MPs may be forced to work on Fridays, weekends and during recess as it emerged the government has only passed one sixth of the secondary legislation needed to get Britain Brexit ready to avoid a legal cliff edge in April.

With just 60 days to go before 29 March and just 30 of those working days, the government admits it is running out of time to get the necessary primary and secondary legislation through by Brexit day.

Downing Street said for the first time it had begun planning for parliament to sit on Fridays, the weekends and half-term, so that it can get the required Brexit legislation through ahead of 29 March, if, that is, Theresa May can get her final deal approved in principle by MPs soon.

The prime minister’s spokesman said: “As a precautionary measure, we are in preliminary discussion about extending sitting times – but only if necessary.”

Some of the legislation is needed to avoid the worst possible scenarios in a no-deal Brexit such as the lack of reciprocal health care for British pensioners in Spain.

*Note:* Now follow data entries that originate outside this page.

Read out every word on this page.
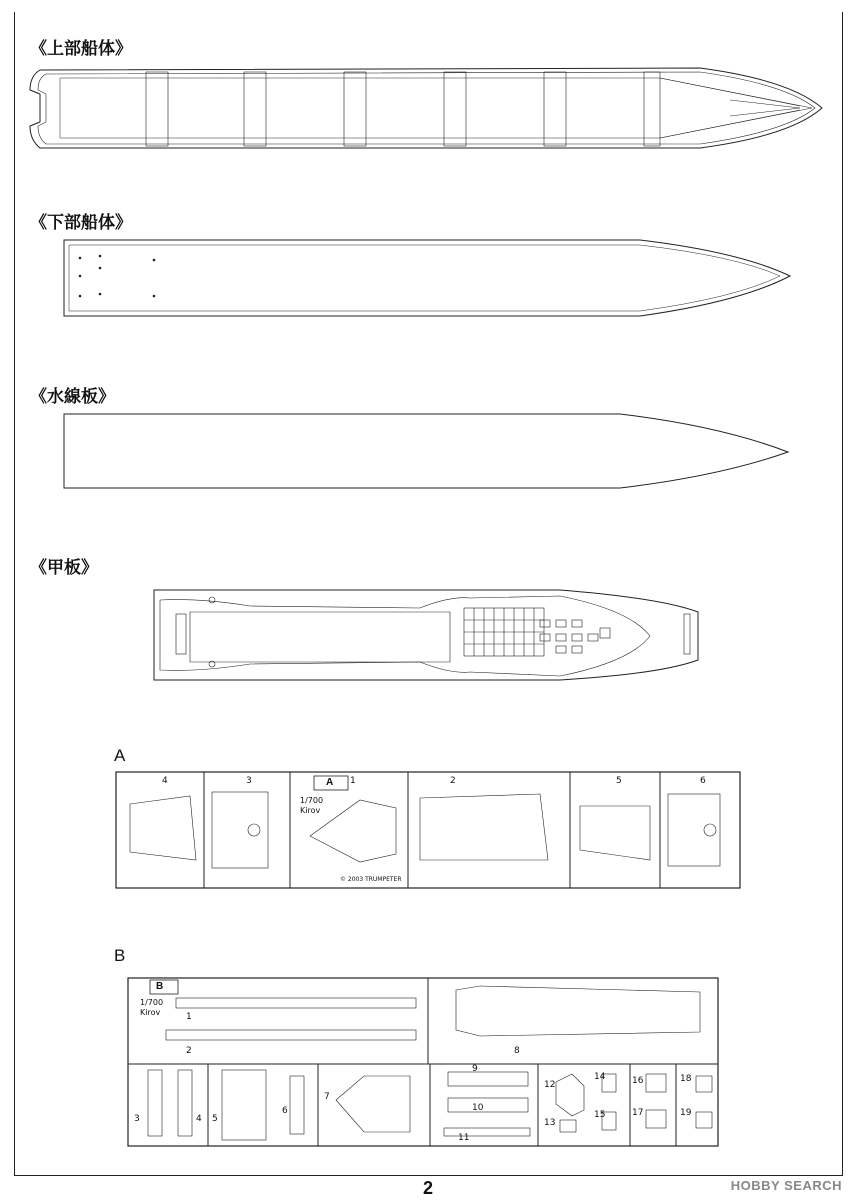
《上部船体》
《下部船体》
《水線板》
《甲板》
A
B
A
1/700
Kirov
© 2003 TRUMPETER
4	3	1	2	5	6
B
1/700
Kirov	1
2
3	4 5
6
7
8
9
10
11
12
13
14
15
16
17
18
19
2	HOBBY SEARCH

Other laws are needed for the transition period, if the UK does ratify a deal.

The principal piece of primary legislation is the EU withdrawal agreement bill, the critical piece of legislation that will ratify the exit treaty struck with the EU, which will have to pass through the Commons and Lords before 29 March and is expected to be the subject of scores of amendments from MPs.

The scale of the challenge facing the government comes as the Labour MP Yvette Cooper hopes to win support for her anti no-deal Brexit with an amendment enabling an extension of article 50.

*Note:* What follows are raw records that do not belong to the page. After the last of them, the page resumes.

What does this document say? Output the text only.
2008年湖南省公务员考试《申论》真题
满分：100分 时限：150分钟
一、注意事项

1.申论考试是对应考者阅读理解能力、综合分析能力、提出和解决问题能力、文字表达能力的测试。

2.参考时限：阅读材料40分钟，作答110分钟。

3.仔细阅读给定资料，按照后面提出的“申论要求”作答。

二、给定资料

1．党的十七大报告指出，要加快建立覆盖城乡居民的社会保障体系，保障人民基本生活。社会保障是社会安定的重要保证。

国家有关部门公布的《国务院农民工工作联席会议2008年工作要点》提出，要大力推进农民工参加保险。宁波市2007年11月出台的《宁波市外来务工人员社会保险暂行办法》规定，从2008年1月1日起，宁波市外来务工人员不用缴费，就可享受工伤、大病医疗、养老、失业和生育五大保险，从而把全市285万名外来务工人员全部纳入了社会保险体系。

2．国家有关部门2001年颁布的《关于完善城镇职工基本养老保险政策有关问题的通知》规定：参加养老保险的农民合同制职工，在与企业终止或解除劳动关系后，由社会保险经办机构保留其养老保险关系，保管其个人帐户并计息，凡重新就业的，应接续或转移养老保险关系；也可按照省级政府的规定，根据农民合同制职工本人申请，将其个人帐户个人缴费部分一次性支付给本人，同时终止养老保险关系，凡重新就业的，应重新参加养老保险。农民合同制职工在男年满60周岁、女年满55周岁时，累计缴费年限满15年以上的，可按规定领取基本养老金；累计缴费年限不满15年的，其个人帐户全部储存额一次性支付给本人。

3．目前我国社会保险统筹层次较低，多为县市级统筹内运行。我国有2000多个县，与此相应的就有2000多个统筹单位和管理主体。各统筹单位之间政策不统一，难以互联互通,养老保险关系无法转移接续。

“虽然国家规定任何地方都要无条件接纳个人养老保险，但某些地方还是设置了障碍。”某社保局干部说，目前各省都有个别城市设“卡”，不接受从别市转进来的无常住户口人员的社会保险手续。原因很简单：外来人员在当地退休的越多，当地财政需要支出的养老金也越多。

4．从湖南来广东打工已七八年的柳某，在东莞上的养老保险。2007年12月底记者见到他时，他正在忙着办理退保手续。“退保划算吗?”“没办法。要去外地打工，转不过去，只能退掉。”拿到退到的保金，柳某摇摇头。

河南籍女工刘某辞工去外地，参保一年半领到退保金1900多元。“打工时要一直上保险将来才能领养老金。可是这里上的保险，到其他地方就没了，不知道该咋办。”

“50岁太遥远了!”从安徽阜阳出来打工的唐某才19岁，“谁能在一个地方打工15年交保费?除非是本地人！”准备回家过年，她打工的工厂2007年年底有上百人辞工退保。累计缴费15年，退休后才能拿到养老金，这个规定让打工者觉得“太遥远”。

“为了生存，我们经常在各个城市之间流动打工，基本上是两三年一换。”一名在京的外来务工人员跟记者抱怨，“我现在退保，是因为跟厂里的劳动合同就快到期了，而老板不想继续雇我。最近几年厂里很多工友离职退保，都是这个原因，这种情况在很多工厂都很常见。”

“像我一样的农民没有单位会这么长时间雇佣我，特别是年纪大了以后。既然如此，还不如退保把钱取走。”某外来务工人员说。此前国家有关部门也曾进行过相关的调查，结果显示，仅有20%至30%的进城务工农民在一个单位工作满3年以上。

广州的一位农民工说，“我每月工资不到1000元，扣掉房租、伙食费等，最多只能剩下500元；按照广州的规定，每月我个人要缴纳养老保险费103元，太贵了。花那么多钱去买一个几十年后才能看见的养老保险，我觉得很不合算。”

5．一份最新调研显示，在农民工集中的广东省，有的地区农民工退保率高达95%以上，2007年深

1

It is also battling to get six essential primary legislation bills through before 29 March, covering trade, immigration, financial services, agriculture, fisheries and international health care arrangements for the post-Brexit regime.

In addition there are 12,000 EU laws applying in Britain that need to be incorporated into domestic law involving 600 statutory instruments, or secondary legislation.

With less than two months to go, the government has only laid down 343 of the 600 statutory instruments (SIs) before parliament and only completed 104, according to the Hansard Society statutory instrument tracker.

Each SI would normally take between six and eight weeks to get to parliament, says the Hansard Society, leaving the government in a perilous position in the next two months.

The department for environment, food and rural affairs has laid down 89 SIs, more than any other government department with the departments of business, treasury and transport responsible for 141 between them.

SIs are necessary to ensure there are no legal cliff edges if the UK quits the bloc without a deal.

One laid down last week proposes to extend the planning permission for Manston Airport in Kent so it can be used as an emergency lorry park until December 2020.

Another SI was recently drawn up after civil servants discovered the gruesome images on cigarette and nicotine inhaling products were copyright of the EU. The government now has access to similar pictures from an Australian photo archive which cigarette manufacturers must use after exit day.

No10 has said not all the six pieces of primary legislation needed to be implemented have to be passed by 29 March because some relate to measures that will not have to be introduced until the end of the implementation period.

One deemed critical is the trade bill, which ensures the UK can maintain all 40 free-trade agreements struck between the EU and third countries, which will otherwise fall away on Brexit Day.

The trade bill is currently before the Lords, where next month peers are expected to try and insert an amendment that would require the UK to stay in a customs union with the EU – a policy opposed by May. This would risk it getting it through on time as the Commons would strike it out if it was returned with such an amendment and bill returned to peers.

The healthcare (international arrangements) bill is also critical to the health arrangements of the 190,000 British pensioners living in the EU who rely on NHS reimbursements for in-country care and the 50 million holidaymakers who use the European Health Insurance Card.